La « résistance » de Sánchez
Dans la législature qui vient de s’achever avec les élections générales du 23J comme point culminant, Sánchez a pris des décisions risquées concernant la Catalogne : il a grâces favorisées pour les dirigeants du 1-O poursuivis par la justice -ce n’est pas le cas de Puigdemont- et a réformé le délit de sédition et détournement de fonds En Espagne. Cette dernière a suscité plus de critiques que les grâces elles-mêmes, y compris de la gauche. Au moment où il a approuvé une table de dialogue avec le gouvernement catalan dont Junts s’est d’ailleurs exclu lui-même.
Mais comme Puigdemont, Sánchez a aussi écrit une biographie, son manuel de résistance, publié par Ediciones Península en 2019, où il laisse en noir sur blanc quelques réflexions sur la Catalogne. Et les lignes rouges. Une des choses qu’il répète dans plusieurs chapitres de son livre est que la gauche ne peut pas être poursuivie, ni tomber dans la tentation (il y fait allusion en évaluant les décisions de Podemos et de Pablo Iglesias) de « renier l’Espagne ». « L’alternative à cela, nous le voyons déjà, c’est le nationalisme. Pour l’Europe, et aussi pour l’Espagne, cette histoire est dévastatrice« , phrase.
Après avoir revendiqué et défendu sa position contre le 1-0 et son soutien à l’État avec 155, pas au gouvernement Rajoy, comme il le prétend (bien qu’il admette que dans ce contexte ils ont établi une bonne relation, de grande confiance), il pointe qu’il a toujours cru que il aurait dû y avoir plus de rencontres avec Puigdemont « avant sa fuite, bien sûr » et privilégier le dialogue, qui demande à ne pas confondre avec négociation ou cession.

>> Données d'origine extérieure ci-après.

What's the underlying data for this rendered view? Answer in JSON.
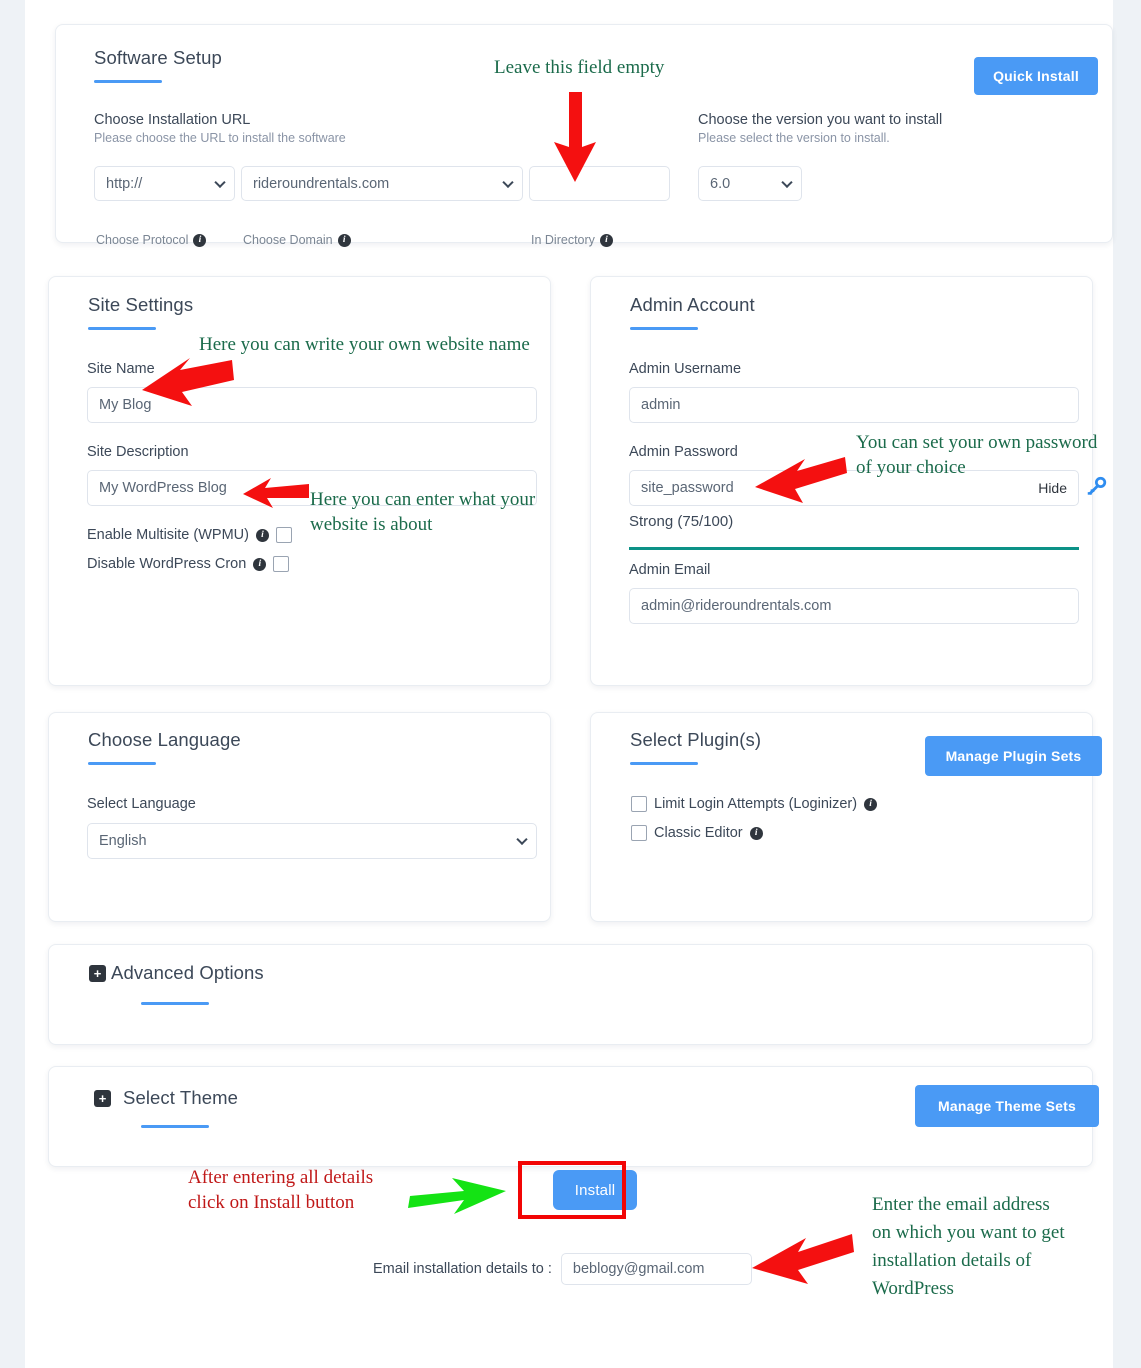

Il souligne également que le document des 23 points soulevés par Artur Mas à Moncloa il y a des années aurait dû être abordé, à l’exception de ce qui faisait référence à l’indépendance, « quelque chose d’inadmissible bien sûr ». De l’avis de Sánchez, Mas a déjà laissé sur la table des questions qui pourraient être utilisées pour se rapprocher de la Catalogne et, en même temps, aider d’autres communautés. « Ce document contenait le financement de la santé publique et de la dépendance, des infrastructures dans le Arc méditerranéen… […] Si cette feuille de demande Mas est récupérée, il n’est pas difficile de voir qu’elle aurait pu devenir un levier pour résoudre des problèmes courants », a souligné Sánchez dans son manuel.
Dans cette ligne, il se plaint également dans son livre (de 2019) qu’à son époque, la commission parlementaire n’avait pas été mise à profit pour étudier un développement ultérieur de l’État autonome qui en marquera l’aboutissement -qui pourra aller d’une réforme constitutionnelle à des mesures d’harmonisation pour favoriser une plus grande coopération et loyauté entre Administrations- et donne de la pertinence à son projet de Répartir les institutions espagnoles les plus pertinentes par différents territoires. Enfin, dans le chapitre faisant référence à la question catalane, il critique que CiU ait cessé d’être un parti sur la base de ses affaires de corruption pour se diriger vers une plate-forme où elle s’estompe entre « ses propres contradictions », qui se laisse influencer par les institutions comme l’ANC qui ne répond pas aux urnes et qui a derrière lui Puigdemont, « qui persiste dans son idée d’un mouvement et non d’un parti », prônant l’hyper-leadership. « Cette personnalité devient votre principal atout électoral, mais aussi votre principal déstabilisateur interne », poursuit-il. Plus de réflexions pour un mois d’août dans lequel un président pour l’Espagne est recherché.